Unlike Mordicai Gerstein, Jonah Winter does not attempt to recount the story of Gertrude Stein’s life. His mood is different. He makes an ingenious choice: he invites children to a tea party at 27 rue de Fleurus, Stein’s legendary art-filled apartment in the sixth arrondissement in Paris, just off the Jardin du Luxembourg. There, alongside her guests—including Picasso, Matisse, and Hemingway—children meet Gertrude and Alice B. Toklas, who are both sitting in chairs, staring. (“Not the chairs. Chairs never stare.”) Gently parodic prose spiced with homonym, clang association, irony, nonsense rhyme, digression, and zany rhetoric pull the child into this curious cosmos. Enchanted by Calef Brown’s paintings, with their muted hues reminiscent of Gris’s and Picasso’s cubism, the child even meets Basket, Gertrude’s snooty clipped poodle. Romping from page to page, the text forces the eyes as well as the mind to bounce like rubber balls.
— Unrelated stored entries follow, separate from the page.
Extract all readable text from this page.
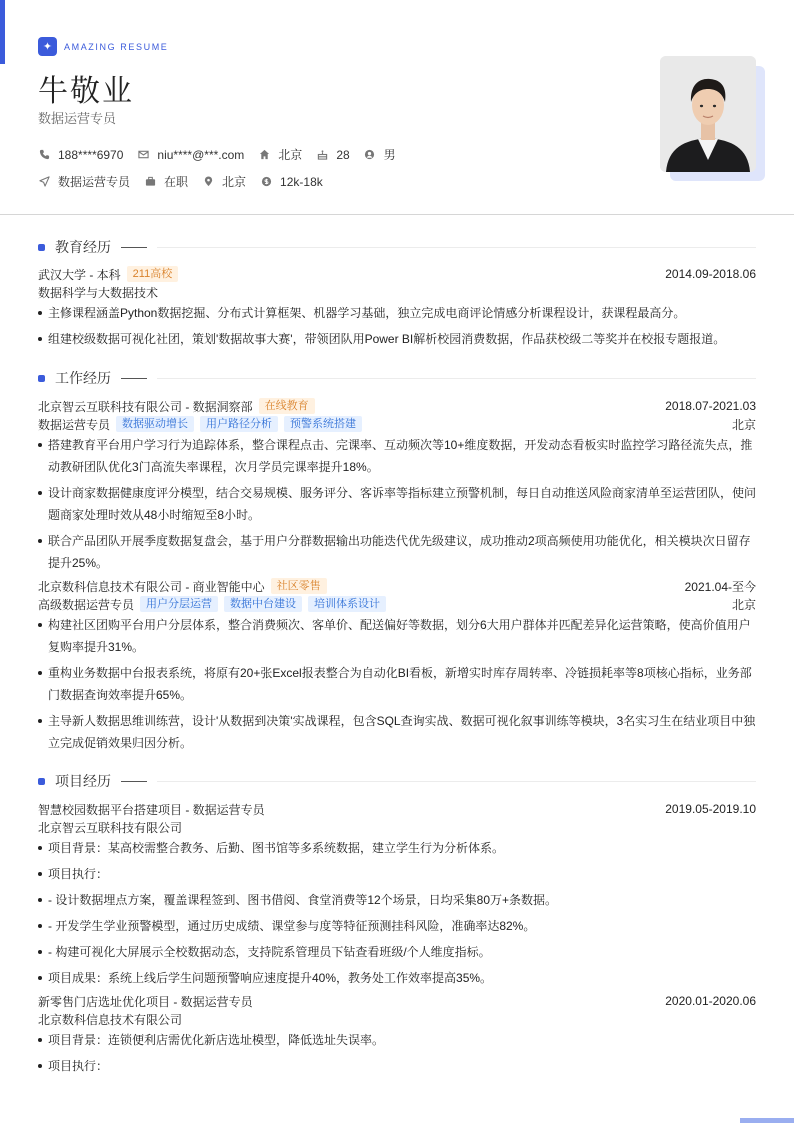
✦	AMAZING RESUME
牛敬业
数据运营专员
188****6970	niu****@***.com	北京	28	男
数据运营专员	在职	北京	12k-18k
教育经历
武汉大学 - 本科	211高校	2014.09-2018.06
数据科学与大数据技术
主修课程涵盖Python数据挖掘、分布式计算框架、机器学习基础，独立完成电商评论情感分析课程设计，获课程最高分。
组建校级数据可视化社团，策划'数据故事大赛'，带领团队用Power BI解析校园消费数据，作品获校级二等奖并在校报专题报道。
工作经历
北京智云互联科技有限公司 - 数据洞察部	在线教育	2018.07-2021.03
数据运营专员	数据驱动增长	用户路径分析	预警系统搭建	北京
搭建教育平台用户学习行为追踪体系，整合课程点击、完课率、互动频次等10+维度数据，开发动态看板实时监控学习路径流失点，推动教研团队优化3门高流失率课程，次月学员完课率提升18%。
设计商家数据健康度评分模型，结合交易规模、服务评分、客诉率等指标建立预警机制，每日自动推送风险商家清单至运营团队，使问题商家处理时效从48小时缩短至8小时。
联合产品团队开展季度数据复盘会，基于用户分群数据输出功能迭代优先级建议，成功推动2项高频使用功能优化，相关模块次日留存提升25%。
北京数科信息技术有限公司 - 商业智能中心	社区零售	2021.04-至今
高级数据运营专员	用户分层运营	数据中台建设	培训体系设计	北京
构建社区团购平台用户分层体系，整合消费频次、客单价、配送偏好等数据，划分6大用户群体并匹配差异化运营策略，使高价值用户复购率提升31%。
重构业务数据中台报表系统，将原有20+张Excel报表整合为自动化BI看板，新增实时库存周转率、冷链损耗率等8项核心指标，业务部门数据查询效率提升65%。
主导新人数据思维训练营，设计'从数据到决策'实战课程，包含SQL查询实战、数据可视化叙事训练等模块，3名实习生在结业项目中独立完成促销效果归因分析。
项目经历
智慧校园数据平台搭建项目 - 数据运营专员	2019.05-2019.10
北京智云互联科技有限公司
项目背景：某高校需整合教务、后勤、图书馆等多系统数据，建立学生行为分析体系。
项目执行：
- 设计数据埋点方案，覆盖课程签到、图书借阅、食堂消费等12个场景，日均采集80万+条数据。
- 开发学生学业预警模型，通过历史成绩、课堂参与度等特征预测挂科风险，准确率达82%。
- 构建可视化大屏展示全校数据动态，支持院系管理员下钻查看班级/个人维度指标。
项目成果：系统上线后学生问题预警响应速度提升40%，教务处工作效率提高35%。
新零售门店选址优化项目 - 数据运营专员	2020.01-2020.06
北京数科信息技术有限公司
项目背景：连锁便利店需优化新店选址模型，降低选址失误率。
项目执行：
Reading this book aloud to a four-and-a-half year old and to several other children, I made the obvious discovery that children are high modernists. They revel in repetition. They delight in Winter’s quasi-parental autocratic admonitions: “But but but but wait a minute… heavens no…no no no no no… More talk. Laugh. Okay. Enough.” At the end of the party, a great disconnected arm (Alice’s, no doubt) reaches out with a long pink index finger and extends, pointing, across the entire page: “Okay time for you to leave… Leave. Go. Out, out, out.” You must leave because Miss Gertrude writes at night while Alice sleeps. Her hand-written words tumble magically across the page into Alice’s typewriter when, the next morning, while Gertrude is sleeping, Alice diligently transcribes them. Earlier, Picasso enters the party, his iconic straight hair falling over his left eye. He looks angry, says the text: “He just invented Modern art which is not the same as being angry but then again maybe it is. Maybe it is and maybe it isn’t. Then again maybe it is. It’s so hard to invent Modern art.” The four-year-old boy I know laughs uproariously at these lines—and his father now asks him routinely whether he is really angry or whether he has just invented Modern art!
Ample Gertrude and slender Alice relate to one another in a complementary way; comfortable and unexceptional, their lesbianism simply a fact, unremarkable and unaccented. What matters supremely in both of these outstanding children’s books is that they enable children to grow aesthetically. And both books teach that significant human relationships have been indispensable to certain great artists and deeply implicated in their path-breaking works of art.
Ellen Handler Spitz is Honors College Professor at the University of Maryland (UMBC). Her forthcoming book, Illuminating Childhood, will be published in early 2011. She writes regularly about children’s literature for The Book.